Ont pris part aux débats : MM. Ahmad Beydoun, Professeur à l’Université libanaise de Beyrouth, Henry Laurens, professeur au Collège de France, Joseph Maïla, recteur de l’Institut catholique de Paris et Ziad Majed, vice-président du Mouvement de la gauche démocratique au Liban. Modérateur : M. Farouk Mardam-Bey.




Une crise qui s’inscrit dans un processus historique
Le 22 octobre 1989, les accords de Taëf ont été signés afin de mettre un terme à quinze années de guerre civile au Liban. Ces accords prévoyaient le désarmement des milices et une révision de la constitution de 1943 afin de l’adapter aux évolutions démographiques des différentes ethnies confessionnelles. Il s’agissait de réduire les pouvoirs du président (chrétien maronite) au profit de ceux du premier ministre (musulman sunnite) et du président de l’Assemblée (musulman chiite). Ces accords ne se limitaient pas à une révision institutionnelle, mais accordaient également à la Syrie le droit d’occuper militairement, pour un durée limitée, le Pays du cèdre afin d’y garantir le retour à la paix sociale et veiller au respect des dispositions définies par le traité. Sur la base de cet accord international, la Syrie a pu justifier légalement son occupation du Liban. Il résulte de ces accords un aberrant paradoxe : un régime autoritaire s’est vu mandaté au Liban afin d’y établir une démocratie.

L’adoption de la résolution 1559, le 2 septembre 2004, (la veille de la modification de la Constitution qui reconduit dans l’exercice de ses fonctions le Président libanais prosyrien, Emile Lahoud) n’est que le rappel à la Syrie de son obligation de se retirer du Liban tel qu’il est formulé dans les accords de Taëf.


Un événement détonateur pour une crise déjà solidement ancrée dans l’opinion publique
L’assassinat de Rafic Hariri, le 14 février 2005, et le vaste mouvement populaire qui lui a succédé ont remis le Liban sur le devant de la scène internationale. Cet élan populaire s’inscrit dans un vaste mouvement d’exaspération dont l’attentat du 14 février n’a été que le détonateur qui a poussé dans la rue le peuple libanais réunifié. Les pluralismes politiques, ethniques et confessionnels ont disparu au profit de l’union nationale.

Rafic Hariri, par son décès, a rassemblé les différentes communautés libanaises derrière la notion d’indépendance. L’opposition libanaise n’est pas née ces derniers mois : on a vu apparaître au cour de ces dix dernières années des mouvements de contestation. Dès 2001, la question de la présence syrienne avait été soulevée dans de multiples documents officiels et une ébauche de négociations avait été entamée avec la Syrie. Les événements du 11 septembre 2001 ont également suscité la question d’un retrait des troupes d’occupation syriennes. Il s’agissait, dans un premier temps et à tout le moins, de leur retirer le contrôle du Hezbollah, des salafistes et des camps de réfugiés palestiniens. Mais, ce qui avait été d’abord présenté comme une nécessité, s’est trouvé ensuite gelé en raison de l’émergence de la question irakienne.
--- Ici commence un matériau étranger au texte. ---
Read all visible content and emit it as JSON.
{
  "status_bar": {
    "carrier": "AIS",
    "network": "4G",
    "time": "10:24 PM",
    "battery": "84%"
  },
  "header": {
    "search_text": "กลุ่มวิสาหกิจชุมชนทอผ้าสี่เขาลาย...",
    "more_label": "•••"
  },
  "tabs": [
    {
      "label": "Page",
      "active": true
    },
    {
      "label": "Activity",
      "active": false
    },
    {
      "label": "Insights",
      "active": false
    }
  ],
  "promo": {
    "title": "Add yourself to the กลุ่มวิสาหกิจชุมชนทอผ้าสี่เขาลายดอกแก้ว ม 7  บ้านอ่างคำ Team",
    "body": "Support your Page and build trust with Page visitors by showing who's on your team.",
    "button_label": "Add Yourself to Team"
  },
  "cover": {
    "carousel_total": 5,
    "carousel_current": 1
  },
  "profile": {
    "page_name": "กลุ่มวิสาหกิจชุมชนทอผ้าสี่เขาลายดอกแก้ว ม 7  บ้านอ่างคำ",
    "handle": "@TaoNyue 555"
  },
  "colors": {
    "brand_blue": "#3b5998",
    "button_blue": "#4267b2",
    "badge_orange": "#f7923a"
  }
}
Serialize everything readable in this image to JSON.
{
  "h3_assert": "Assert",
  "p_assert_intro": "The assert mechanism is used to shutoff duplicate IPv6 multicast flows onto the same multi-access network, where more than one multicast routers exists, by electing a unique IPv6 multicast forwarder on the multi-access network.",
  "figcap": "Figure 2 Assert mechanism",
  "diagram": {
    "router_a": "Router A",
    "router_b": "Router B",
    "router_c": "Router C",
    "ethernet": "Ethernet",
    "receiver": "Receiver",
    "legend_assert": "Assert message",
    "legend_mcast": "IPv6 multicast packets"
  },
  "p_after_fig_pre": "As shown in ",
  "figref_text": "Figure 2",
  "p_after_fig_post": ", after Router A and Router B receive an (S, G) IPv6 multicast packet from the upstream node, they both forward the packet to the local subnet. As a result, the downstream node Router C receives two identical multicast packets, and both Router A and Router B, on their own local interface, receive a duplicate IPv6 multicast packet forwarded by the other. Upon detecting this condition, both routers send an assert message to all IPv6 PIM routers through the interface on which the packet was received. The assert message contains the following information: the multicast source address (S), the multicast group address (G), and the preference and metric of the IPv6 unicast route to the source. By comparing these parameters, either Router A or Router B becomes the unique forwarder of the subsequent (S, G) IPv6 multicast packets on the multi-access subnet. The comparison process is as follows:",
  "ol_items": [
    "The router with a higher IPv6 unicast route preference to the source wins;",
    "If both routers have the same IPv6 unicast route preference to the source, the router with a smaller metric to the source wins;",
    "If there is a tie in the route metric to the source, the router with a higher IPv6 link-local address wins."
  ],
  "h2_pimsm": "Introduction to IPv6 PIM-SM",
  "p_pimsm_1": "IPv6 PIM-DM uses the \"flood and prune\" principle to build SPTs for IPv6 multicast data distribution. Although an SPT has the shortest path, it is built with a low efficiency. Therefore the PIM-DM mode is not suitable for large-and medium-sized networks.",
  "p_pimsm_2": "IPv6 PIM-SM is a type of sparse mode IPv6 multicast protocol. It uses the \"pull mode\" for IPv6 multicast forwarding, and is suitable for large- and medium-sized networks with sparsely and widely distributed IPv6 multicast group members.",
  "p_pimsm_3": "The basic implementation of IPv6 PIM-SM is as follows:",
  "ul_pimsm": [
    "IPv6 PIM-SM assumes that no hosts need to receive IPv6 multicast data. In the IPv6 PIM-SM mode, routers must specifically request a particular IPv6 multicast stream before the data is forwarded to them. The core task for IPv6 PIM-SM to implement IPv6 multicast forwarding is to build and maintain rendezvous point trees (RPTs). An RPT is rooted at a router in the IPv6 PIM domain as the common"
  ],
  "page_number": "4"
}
Quelles perspectives pour le Liban ?
S’il est incontestable, que ce mouvement populaire va déboucher sur le départ du Liban des troupes de Bachar Al-Assad (prévu pour la fin du mois d’avril), on peut s’interroger sur la redéfinition du politique au Liban. Depuis le début du mouvement populaire, l’omniprésence du drapeau libanais – qui remplace les étendards confessionnels – traduit-il, pour autant, la naissance d’un sentiment patriotique durable ou doit-on craindre la résurgence des clivages antérieurs ?

Le mouvement d’opposition a rassemblé plus de monde que le Hezbollah et que les loyalistes, mais cette " union sacrée " sera-t-elle durable ? La Ligue de l’indépendance s’est très vite disparu, après 1943. Et le mouvement de 1951 a été le dernier rassemblement pluricommunautaire de l’histoire contemporaine du Liban. Il s’est, lui aussi, très rapidement essoufflé : dès les élections de 1953, on a vu resurgir la variable communautaire et confessionnelle. Cette dimension communautaire a atteint son paroxysme pendant la guerre civile.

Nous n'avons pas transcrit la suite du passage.